Spot paused and seemed to consider. "All right," he acquiesced after some thought.

There was a bit of shuffling as Racetrack shifted to unfold his legs from under him. Spot kept an arm clamped beneath Race's chin, but he let him arrange himself until he was sorted. Then Spot pushed his knees up along Racetrack's flanks and settled himself up against his back.

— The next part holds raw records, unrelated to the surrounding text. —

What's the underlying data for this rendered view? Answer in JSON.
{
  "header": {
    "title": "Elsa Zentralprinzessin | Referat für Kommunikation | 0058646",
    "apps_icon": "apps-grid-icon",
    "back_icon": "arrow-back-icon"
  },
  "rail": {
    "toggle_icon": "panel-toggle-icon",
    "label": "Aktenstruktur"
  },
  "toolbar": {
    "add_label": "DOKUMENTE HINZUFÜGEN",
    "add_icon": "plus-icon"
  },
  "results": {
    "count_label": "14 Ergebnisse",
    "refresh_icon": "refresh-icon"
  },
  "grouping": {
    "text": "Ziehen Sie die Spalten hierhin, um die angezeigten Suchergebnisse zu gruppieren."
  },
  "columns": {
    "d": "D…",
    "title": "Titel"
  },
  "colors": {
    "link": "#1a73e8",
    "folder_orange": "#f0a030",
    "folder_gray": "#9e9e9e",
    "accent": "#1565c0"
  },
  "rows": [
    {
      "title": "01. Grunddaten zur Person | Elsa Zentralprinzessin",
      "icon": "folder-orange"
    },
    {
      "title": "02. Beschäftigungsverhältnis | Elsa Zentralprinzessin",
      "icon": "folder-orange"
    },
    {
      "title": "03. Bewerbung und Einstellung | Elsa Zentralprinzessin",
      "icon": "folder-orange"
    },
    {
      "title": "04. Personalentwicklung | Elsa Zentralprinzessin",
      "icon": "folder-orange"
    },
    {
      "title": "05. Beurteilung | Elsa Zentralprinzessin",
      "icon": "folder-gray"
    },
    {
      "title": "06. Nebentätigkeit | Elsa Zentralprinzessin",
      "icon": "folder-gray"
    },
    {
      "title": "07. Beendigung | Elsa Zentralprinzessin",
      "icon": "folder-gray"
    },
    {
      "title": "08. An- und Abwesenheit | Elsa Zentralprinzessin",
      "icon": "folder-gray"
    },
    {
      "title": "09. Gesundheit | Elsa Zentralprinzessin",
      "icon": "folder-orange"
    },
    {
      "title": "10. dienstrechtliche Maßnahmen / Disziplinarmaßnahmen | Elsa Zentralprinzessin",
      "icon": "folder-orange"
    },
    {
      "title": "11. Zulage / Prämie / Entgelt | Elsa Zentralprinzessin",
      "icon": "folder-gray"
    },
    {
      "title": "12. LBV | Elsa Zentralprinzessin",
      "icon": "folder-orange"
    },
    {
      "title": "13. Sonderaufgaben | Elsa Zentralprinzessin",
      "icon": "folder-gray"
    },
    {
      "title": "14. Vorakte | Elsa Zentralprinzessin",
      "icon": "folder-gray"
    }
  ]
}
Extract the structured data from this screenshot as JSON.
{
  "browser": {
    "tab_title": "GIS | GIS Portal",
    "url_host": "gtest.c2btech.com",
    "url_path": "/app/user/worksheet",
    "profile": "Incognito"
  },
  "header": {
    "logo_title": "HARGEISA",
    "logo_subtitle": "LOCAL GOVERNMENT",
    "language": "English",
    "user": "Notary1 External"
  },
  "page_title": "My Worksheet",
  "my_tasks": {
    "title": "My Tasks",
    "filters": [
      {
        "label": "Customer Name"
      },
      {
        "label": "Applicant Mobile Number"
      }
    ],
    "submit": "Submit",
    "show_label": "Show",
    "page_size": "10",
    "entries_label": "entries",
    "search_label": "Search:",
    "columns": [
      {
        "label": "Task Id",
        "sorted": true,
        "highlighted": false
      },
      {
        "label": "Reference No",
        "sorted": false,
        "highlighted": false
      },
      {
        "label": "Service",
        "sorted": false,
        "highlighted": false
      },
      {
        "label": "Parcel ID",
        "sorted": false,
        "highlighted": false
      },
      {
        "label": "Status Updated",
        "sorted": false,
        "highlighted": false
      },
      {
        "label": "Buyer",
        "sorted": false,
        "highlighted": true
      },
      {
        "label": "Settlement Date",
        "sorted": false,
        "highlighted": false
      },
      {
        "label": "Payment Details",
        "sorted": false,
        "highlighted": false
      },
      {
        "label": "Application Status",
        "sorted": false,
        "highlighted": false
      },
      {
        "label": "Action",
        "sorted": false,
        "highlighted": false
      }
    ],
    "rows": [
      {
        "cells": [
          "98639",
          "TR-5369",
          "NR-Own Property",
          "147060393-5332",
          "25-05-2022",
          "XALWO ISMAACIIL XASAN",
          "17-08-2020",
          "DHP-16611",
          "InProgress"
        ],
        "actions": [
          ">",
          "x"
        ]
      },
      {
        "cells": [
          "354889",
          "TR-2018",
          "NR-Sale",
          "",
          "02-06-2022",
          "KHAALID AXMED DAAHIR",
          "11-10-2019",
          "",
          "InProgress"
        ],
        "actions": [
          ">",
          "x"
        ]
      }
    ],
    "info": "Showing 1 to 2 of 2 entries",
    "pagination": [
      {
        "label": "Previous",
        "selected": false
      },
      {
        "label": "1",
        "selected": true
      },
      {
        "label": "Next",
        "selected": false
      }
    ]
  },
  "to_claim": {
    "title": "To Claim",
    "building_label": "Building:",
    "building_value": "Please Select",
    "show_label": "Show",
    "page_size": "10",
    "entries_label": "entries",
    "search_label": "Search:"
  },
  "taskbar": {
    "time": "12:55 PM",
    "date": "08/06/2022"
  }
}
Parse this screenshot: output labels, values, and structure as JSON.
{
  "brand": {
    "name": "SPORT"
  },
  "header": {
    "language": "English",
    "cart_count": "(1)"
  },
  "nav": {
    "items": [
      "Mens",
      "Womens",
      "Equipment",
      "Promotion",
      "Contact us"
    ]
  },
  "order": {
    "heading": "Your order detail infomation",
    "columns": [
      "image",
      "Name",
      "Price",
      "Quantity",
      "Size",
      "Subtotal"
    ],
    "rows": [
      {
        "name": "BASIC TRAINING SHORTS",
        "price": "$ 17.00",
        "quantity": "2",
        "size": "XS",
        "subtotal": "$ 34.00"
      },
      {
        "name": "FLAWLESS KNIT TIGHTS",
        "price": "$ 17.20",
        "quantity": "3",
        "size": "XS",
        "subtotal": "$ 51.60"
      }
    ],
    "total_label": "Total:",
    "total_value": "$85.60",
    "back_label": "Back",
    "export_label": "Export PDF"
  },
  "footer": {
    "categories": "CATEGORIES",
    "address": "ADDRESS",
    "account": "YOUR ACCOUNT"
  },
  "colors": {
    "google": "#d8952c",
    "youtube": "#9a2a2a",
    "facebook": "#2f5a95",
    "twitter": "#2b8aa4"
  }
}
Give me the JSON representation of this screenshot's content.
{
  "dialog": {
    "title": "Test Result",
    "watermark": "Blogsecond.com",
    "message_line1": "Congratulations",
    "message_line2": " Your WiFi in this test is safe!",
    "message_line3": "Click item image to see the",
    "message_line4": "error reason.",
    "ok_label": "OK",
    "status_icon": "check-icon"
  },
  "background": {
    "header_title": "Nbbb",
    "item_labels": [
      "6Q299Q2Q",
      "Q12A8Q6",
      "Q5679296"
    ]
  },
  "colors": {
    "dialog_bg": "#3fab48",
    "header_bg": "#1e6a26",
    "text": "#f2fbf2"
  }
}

They didn't speak, Racetrack too breathless and furious to manage words and Spot still caught up in the unexpected bite of his own need. Seconds slid into minutes, into hours into days - which was ridiculous, impossible, thinking in those terms, counting in measures of time when all they ever really had to mark it was the number of breaths they took between one another. Spot's arm had dropped a bit in its angle, crossing more over Racetrack's chest now than his throat, but it was still an iron bar set across his shoulders, held in place by Race's fingers gripped around its wrist and its fingers fisted in the cloth of Racetrack's sleeve.

This was the opposite of progress, the opposite of doing, this full and perfect stillness. This was a false and unearned respite: neither ceasefire nor peace, just one, long, held note of music dragged to a standstill by the fear that one more step forward and they would come to an end of themselves.

"I still have your shirt, you know?" Spot said lowly. His temper had settled again, and that flattened out his voice into something cool, matter-of-fact. Race could have believed him untouchable, meeting him like this.

"Yeah?" he sneered. "You wear it out every once in a while? Give everyone a taste of how Roacher died?

Spot's entire body hesitated; there was no hiding it, not at this proximity. Then he said, slowly, "No," that smooth disinterest slipping into uncertainty, "I was thinking maybe you'd want it back.

Racetrack thought about that shirt and the splash of gore down one side from where arterial spray had caught it across the chest.

"I don't want it."

Spot nodded. "Okay," he said quietly.

He always went quiet after fighting, introspective as he never was in daily life, contemplative, like a kind of bloody soothsayer, able to divine some sort of truth out of pain and violence that no one else could see.

Race just tried not to think. The gash down his shoulderblade stung in sharp stabs every time he moved, but that was a specific pain, caused and counted. When it closed, given enough time, he wouldn’t feel it anymore. That was all he needed to reflect upon.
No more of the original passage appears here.